Most obvious is Monkey’s, which became Tom’s Place, which quickly became Aikens’s ex-place when it was shut down for being too smelly. And then there’s Foxtrot Oscar, which was bought out by Gordon Ramsay, wrecked, and currently exists in a sort of limbo, neither fully closed nor fully open. And then there was Dan’s, which was relaunched first as one Italian restaurant, and has in short order been relaunched as the one we review today.
We wouldn’t, frankly, like to put too much money on the longevity of the new establishment either. That’s not to criticise the service, which tries very hard. Nor the setting, which is smart enough, if somewhat uninspired in the way that the somewhat cramped proportions of this former townhouse seems to dictate.
Our problem is with the food. The menu may read well enough – and the dishes are nice enough to look at – but we came away feeling that we had been subjected to some sort of trial by fat and salt.
The meal kicked off with a (too) generous plate of olives, and a deep-fried cod goujon, and a (rather subtle) bit of pizza, with very salty focaccia (plus a plainer bread alternative).
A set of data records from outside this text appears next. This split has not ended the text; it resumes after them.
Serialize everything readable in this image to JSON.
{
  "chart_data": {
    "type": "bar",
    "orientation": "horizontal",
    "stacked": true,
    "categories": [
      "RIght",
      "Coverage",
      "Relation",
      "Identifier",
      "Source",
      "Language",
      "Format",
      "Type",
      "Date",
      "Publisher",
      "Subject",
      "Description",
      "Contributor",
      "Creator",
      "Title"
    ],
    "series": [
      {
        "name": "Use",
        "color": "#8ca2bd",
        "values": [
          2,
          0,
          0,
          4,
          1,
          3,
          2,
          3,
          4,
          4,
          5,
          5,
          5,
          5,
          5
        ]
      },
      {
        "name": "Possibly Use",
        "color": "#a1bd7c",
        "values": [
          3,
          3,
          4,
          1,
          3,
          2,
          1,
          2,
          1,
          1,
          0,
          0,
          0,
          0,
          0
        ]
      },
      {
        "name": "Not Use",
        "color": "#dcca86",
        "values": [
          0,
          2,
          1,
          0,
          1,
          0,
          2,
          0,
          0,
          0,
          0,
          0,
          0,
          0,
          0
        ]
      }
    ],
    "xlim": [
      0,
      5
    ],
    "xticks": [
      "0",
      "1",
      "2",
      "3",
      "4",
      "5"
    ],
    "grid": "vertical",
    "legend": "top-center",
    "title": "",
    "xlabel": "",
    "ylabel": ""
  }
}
By this point, you’ve probably already had your salt quota for the day, but it just goes on and on through such main courses as liver with potatoes and spinach, and (very good to taste) lamb chops. In the end, the result is just numbing. And then you order an assorted pudding plate to share, and find you’re in total cream and richness overload territory. Don’t they have any fruit in Italy?
It’s not that any of the dishes, on their own, weren’t perfectly fine, but someone here seems to have forgotten that the word restaurant comes from ‘restaurer’ – to make you feel better. We, on the other hand, went out into the Chelsea night feeling we had had some sort of liberation.